ROANOKE TIMES

                         Roanoke Times
                 Copyright (c) 1995, Landmark Communications, Inc.

DATE: WEDNESDAY, May 26, 1993                   TAG: 9305260280
SECTION: VIRGINIA                    PAGE: A1   EDITION: METRO 
SOURCE: GEORGE KEGLEY STAFF WRITER
DATELINE:                                 LENGTH: Medium


HEALTH-CARE PAYROLL TAX PREDICTED

Managed competition in health care is inevitable, an expert in the field told Roanoke-area companies Tuesday. And American businesses probably will face a payroll tax of 7.75 percent to 9 percent to finance coverage for the uninsured.

Paul Keckley, a Nashville health-care expert, told a Roanoke forum that every national task force "assumes there will be another tax on business," he said. And the impact, he predicted, will be "a short-term depressed job market and [lower corporate] earnings."

Keckley, founder of a health-care marketing research and planning firm, talked for more than an hour about the worsening problems of the $840 billion health-care industry. Health care isn't a system today, he said, "it's a confederation of self-interest."

He described the concept of managed competition at the forum sponsored by Carilion Health System, a Roanoke-based hospital company; Roanoke Regional Chamber of Commerce; Blue Ridge Small Business Development Center; and Johnson & Johnson, a New Jersey manufacturer of health products and pharmaceuticals.

Business will be paying an estimated $60 billion to $100 billion more to fund a managed-competition program, Keckley said. Employees also would pay a tax on their benefits, he said.

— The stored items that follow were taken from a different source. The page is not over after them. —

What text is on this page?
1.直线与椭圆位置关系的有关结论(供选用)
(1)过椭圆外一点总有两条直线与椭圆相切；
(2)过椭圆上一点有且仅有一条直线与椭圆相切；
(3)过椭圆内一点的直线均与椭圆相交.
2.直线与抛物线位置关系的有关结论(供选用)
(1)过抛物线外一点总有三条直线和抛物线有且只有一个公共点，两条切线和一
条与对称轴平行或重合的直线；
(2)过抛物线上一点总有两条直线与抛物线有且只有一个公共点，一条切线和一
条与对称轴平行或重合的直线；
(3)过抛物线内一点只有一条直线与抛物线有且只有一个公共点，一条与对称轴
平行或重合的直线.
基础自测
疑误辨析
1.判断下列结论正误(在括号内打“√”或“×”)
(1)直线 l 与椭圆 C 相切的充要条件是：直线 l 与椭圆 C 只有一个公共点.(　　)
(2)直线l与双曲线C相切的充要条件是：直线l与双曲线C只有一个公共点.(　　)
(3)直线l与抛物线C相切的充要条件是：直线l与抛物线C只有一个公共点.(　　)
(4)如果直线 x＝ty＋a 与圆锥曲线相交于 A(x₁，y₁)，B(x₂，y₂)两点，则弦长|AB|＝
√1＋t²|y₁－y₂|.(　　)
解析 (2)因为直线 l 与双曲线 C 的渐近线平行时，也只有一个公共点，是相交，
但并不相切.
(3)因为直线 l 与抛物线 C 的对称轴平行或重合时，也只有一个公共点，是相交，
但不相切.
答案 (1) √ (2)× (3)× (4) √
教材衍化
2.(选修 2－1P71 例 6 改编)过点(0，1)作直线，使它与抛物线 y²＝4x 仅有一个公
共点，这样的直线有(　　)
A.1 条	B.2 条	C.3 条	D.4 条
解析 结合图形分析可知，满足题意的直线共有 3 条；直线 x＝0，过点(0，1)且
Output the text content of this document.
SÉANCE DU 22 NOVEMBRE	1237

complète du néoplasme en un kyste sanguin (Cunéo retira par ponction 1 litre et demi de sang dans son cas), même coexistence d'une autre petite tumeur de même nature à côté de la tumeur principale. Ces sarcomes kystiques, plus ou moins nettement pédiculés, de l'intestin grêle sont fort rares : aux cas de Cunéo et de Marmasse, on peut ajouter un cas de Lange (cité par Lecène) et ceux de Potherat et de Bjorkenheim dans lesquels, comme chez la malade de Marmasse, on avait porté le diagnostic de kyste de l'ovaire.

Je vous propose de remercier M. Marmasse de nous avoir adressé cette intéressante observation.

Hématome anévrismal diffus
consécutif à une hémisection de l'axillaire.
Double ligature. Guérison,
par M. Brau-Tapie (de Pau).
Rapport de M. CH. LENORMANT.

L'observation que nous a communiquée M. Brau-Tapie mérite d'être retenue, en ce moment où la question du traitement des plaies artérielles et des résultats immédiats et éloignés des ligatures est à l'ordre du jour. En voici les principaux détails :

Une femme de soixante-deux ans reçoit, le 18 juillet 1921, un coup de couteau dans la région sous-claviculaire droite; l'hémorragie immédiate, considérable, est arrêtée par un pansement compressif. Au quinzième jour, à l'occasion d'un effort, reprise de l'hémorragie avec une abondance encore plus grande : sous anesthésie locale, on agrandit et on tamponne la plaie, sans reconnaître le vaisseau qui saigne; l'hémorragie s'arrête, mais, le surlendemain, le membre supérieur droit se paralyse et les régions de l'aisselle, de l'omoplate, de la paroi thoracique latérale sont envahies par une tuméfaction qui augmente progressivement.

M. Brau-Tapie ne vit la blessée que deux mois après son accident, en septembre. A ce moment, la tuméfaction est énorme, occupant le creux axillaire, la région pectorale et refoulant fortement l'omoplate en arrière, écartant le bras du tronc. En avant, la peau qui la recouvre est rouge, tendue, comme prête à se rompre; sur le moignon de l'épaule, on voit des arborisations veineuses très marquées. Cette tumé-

Under competitive health care, an individual's care would be managed, choices will be directed and treatment prescribed by a network or other organization. Two or three systems likely will replace a collection of hospitals, doctors and other care-provider groups, he said.

In a competitive system, doctors will treat patients by agreed guidelines. "Ultimately, the long-term success is in the improved wellness of the population, instead of how many you can get in the operating room," Keckley said.

With managed competition, a company and employees would share payment of a fixed amount - perhaps $300 a month - to a health system and "that would cover everything." Cost items would be "a matter of management."

Reform of health care will reduce costs and improve quality, Keckley said.

Health-care costs, the fastest-growing line item in the profit-and-loss statements for many companies, also account for 34 percent of a typical family budget, he said. They will rise to 50 percent by 1997 if not controlled.

Of the 37 million Americans without health insurance, 25 million work at companies that do not provide coverage and 12 million do not have jobs, according to Keckley.

He expects that Hillary Rodham Clinton's task force will announce selection of managed health care in June, "but the problem is that they don't know how to pay for it."

Keckley said he discarded the concept of government health care because it is "too liberal and too anti-U.S. economy." Probably only one-fifth of the members of Congress would support nationalized health care, he added.

Health-care costs can be reduced by such incentives as employee wellness programs, annual physicals and education programs, Keckley said. For example, Tenneco Corp. of Houston, reduced its health-care cost by 30 percent through an aggressive incentive program, he said.

Unfortunately, disincentives cost more, he said. Overweight people, smokers and workaholics pay more for health care.

Managed care requires that patients see medical specialists only when referred by a primary-care practitioner, Keckley said.

"We have created a system that is confusing," he said. "People don't understand health care and they don't want to."

Surveys show that only 11 percent of the population questions a doctor's credentials and 14 percent can accurately describe the drugs they're taking, he said.

The panacea, according to Keckley, would be for patients to do what they're supposed to do and for smoking to become illegal. That way, health-care costs would drop by $400 billion, he said.

Managed care probably would spell the end to 80 percent of the insurance companies in the health-care field, he said, "because their role [in a competitive system] will be not to manage risk but to cost-effectively manage paperwork."

Many hospitals in rural areas will disappear or convert to outpatient clinics, Keckley predicted, because half of them have excess bed capacity. He told of a rural 54-bed hospital with only four patients.

Coalitions such as the Blue Ridge Regional Health Care Coalition in Roanoke are analyzing costs and beginning to negotiate toward a competitive system, Keckley said.

Dick Robers, president, said the Blue Ridge group of 60 corporate members representing 30,000 employees has negotiated frozen price-list agreements with hospitals.